At the same time, one Canadian has been detained in China and another has disappeared.
Huawei chief financial officer Meng Wanzhou was detained Dec. 1 at Vancouver International Airport, where Canadian police acted on a provisional arrest warrant from the United States under an extradition treaty between countries.
Meng was released on bail of $10 million in cash and sureties Dec. 11 in Vancouver, and awaits possible extradition to the United States.
Minister of Foreign Affairs Chrystia Freeland stressed Canada is operating under its treaty obligations to the United States.
“There was no political involvement,” Freeland said. “Canada will very faithfully follow the rule of law.”
Meng is accused of conspiracy to defraud multiple international financial institutions in relation to international sanction violations. She’s the daughter of Ren Zhengfei, founder of Huawei, the world’s largest telecommunications equipment manufacturer. Ren is worth an estimated $3.2 billion.
B.C. Supreme Court Justice William Ehrcke ruled Meng must live under house arrest between 11 p.m. and 6 a.m. in her family’s multimillion-dollar Vancouver home and surrender her passports to RCMP, among other conditions.
Federal government officials said Canada must respect obligations to extradition treaty partners and that Meng’s rights to due process in Canada’s courts will be respected.
Freeland said China was informed of Meng’s arrest the day it happened. Meng was given consular access that day, Freeland added.
The U.S. has 60 days to make a full extradition request to Ottawa after which Canada has 30 days to issue an authority to proceed to BC Supreme Court.
The court can reject extradition if it violates Canada’s Charter of Rights and Freedoms. Meng can also challenge charges made against her by the U.S. She can appeal a BC Supreme Court decision to both the BC Court of Appeal and then the Supreme Court of Canada.
However, officials agree this case could drag on like other such cases that have taken many years.
Should extradition be granted, the final decision to send Meng to the U.S. sits with federal minister of justice, currently Jody Wilson-Raybould.
The minister can refuse if surrender would result in oppressive or unjust treatment; if it would be inappropriate due to concerns around race, religion, nationality, ethnic origin or colour; or if the requesting country has the death penalty. In the last case, surrender can happen if the requesting country assures the death penalty would not be used.
Wilson-Raybould said in a statement that extradition involves a “careful balancing of the interests of the person sought for extradition against Canada’s international obligations.
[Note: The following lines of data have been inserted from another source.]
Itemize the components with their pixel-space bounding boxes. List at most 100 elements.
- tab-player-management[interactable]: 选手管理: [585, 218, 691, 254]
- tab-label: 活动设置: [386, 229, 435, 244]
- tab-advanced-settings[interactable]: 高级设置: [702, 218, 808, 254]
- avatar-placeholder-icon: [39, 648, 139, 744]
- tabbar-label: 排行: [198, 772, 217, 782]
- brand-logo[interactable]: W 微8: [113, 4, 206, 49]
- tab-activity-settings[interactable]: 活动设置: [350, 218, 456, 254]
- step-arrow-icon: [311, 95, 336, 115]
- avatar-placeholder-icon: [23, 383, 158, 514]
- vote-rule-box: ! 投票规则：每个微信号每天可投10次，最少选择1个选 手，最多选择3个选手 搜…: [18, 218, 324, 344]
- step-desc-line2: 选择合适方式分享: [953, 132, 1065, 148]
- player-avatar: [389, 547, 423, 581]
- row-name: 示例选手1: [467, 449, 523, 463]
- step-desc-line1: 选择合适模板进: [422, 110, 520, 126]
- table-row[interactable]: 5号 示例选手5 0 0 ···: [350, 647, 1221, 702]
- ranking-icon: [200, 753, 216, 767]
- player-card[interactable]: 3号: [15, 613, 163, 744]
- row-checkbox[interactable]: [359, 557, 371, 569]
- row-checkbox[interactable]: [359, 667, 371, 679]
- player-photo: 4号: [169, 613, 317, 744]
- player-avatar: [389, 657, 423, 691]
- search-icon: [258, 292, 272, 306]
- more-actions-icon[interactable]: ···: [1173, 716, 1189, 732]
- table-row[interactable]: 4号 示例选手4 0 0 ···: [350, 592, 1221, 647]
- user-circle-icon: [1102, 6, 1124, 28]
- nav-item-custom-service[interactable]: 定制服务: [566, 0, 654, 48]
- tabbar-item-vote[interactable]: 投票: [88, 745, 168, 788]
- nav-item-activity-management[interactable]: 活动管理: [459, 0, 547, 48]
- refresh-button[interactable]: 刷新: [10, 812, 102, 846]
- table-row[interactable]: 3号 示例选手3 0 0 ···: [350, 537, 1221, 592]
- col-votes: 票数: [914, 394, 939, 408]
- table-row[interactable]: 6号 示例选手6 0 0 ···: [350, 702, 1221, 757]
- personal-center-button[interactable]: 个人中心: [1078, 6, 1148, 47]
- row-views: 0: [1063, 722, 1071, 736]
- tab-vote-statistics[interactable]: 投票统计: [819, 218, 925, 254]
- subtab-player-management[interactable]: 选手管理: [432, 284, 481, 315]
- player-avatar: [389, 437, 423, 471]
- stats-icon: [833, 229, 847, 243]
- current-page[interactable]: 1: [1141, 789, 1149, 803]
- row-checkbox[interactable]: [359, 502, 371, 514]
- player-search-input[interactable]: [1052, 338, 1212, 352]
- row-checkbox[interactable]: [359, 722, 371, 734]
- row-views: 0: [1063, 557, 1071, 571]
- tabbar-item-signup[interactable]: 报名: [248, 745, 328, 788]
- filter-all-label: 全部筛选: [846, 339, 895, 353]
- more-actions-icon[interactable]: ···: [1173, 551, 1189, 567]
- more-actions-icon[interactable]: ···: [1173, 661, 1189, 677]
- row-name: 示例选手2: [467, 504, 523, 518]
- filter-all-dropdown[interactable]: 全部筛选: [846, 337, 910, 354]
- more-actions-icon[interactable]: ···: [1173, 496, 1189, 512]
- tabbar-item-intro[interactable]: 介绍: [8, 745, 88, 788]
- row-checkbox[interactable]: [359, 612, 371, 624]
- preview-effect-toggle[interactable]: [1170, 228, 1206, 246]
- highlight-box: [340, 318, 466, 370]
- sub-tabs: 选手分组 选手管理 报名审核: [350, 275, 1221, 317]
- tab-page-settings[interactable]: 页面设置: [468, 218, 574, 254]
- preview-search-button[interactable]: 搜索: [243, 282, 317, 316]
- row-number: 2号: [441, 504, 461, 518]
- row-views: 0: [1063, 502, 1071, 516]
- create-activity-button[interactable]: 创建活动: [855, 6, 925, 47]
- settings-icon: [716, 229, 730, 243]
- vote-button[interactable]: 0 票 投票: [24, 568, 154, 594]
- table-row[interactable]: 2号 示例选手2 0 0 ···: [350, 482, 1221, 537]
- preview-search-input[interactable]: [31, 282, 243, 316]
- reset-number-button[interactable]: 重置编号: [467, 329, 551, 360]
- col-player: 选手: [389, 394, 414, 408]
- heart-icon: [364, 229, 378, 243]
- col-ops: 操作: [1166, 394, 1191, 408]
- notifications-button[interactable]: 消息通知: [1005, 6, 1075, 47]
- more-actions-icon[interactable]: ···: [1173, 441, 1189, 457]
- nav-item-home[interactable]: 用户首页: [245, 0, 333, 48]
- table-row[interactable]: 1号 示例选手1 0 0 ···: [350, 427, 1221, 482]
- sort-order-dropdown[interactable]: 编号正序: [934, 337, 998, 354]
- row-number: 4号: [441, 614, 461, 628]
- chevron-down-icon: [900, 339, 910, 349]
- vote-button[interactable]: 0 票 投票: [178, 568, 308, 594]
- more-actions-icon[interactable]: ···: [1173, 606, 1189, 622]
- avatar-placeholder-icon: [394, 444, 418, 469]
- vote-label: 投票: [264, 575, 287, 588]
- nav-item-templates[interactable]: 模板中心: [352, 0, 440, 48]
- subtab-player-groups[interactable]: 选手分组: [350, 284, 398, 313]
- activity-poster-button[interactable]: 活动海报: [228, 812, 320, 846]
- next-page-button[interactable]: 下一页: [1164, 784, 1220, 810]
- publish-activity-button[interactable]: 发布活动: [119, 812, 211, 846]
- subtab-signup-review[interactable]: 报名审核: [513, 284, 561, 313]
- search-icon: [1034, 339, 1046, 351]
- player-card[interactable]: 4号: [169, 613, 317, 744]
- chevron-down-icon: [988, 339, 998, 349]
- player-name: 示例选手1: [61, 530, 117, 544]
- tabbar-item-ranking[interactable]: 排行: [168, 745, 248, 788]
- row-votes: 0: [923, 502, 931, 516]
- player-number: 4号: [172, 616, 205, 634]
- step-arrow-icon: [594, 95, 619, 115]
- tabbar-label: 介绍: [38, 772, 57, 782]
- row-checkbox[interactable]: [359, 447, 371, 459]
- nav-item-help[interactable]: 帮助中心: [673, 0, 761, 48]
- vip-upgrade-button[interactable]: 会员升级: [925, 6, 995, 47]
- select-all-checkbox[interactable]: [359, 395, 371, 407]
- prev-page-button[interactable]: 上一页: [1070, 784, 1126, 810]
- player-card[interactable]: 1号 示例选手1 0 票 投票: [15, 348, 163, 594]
“The person sought is able to challenge their extradition at multiple levels, both before the superior and appellate courts in Canada, and by making submissions to me on the issue of surrender,” Wilson-Raybould said.
Meng’s counsel has a right to know what information the minister had to make the decision should a judicial appeal be needed, officials said.
Officials said more than 90% of U.S. extradition requests to Canada are successful.
While it is rare, the U.S. could withdraw the extradition request.
A fly in the ointment has been President Donald Trump’s assertion he would use Meng as a bargaining chip in trade negotiations with China. Officials said comments on how Meng’s lawyers might use that assertion would be speculative.
Freeland said she has spoken with U.S. Secretary of State Mike Pompeo about the Meng case and told him how Canada’s system works.
Meanwhile, Ottawa is seeking access to former Canadian diplomat Michael Kovrig, who was detained Monday by the Beijing Bureau of State Security.
Canadian officials are speaking with both the Chinese ambassador to Canada and embassy officials to determine why Kovrig was detained and where he is.
Officials said they have no indication if Kovrig was detained in retaliation for Meng’s arrest. They said he is a diplomat on leave to work with a nongovernmental organization and, as such, does not currently have protective diplomatic status in China.
“We agonize over these cases,” Freeland said. “The fact Mr. Kovrig is an employee of the department is relevant. We’re very concerned about him.”
Freeland said the government’s concerns have been communicated to China’s ambassador to Canada and Kovrig’s family.
A second Canadian had contacted Canadian officials saying Chinese authorities were questioning him. He has since been unreachable; Freeland said Canadian officials are looking for him.
Canadian diplomats in China and travellers to that country have been warned to exercise “a high degree of caution” due to anti-Canadian sentiment following Meng’s arrest, officials said.
“The Chinese have stepped up security around our embassy,” the official said.
The case has focused international scrutiny on Huawei, in part because three members of the so-called Five Eyes intelligence alliance of the United States, New Zealand and Australia have banned the company from involvement in build-out of next-generation communications technology. Only Canada and the United Kingdom have yet to act.
The bans are due in part to fears China-based telecommunications companies would pass data to Chinese intelligence services.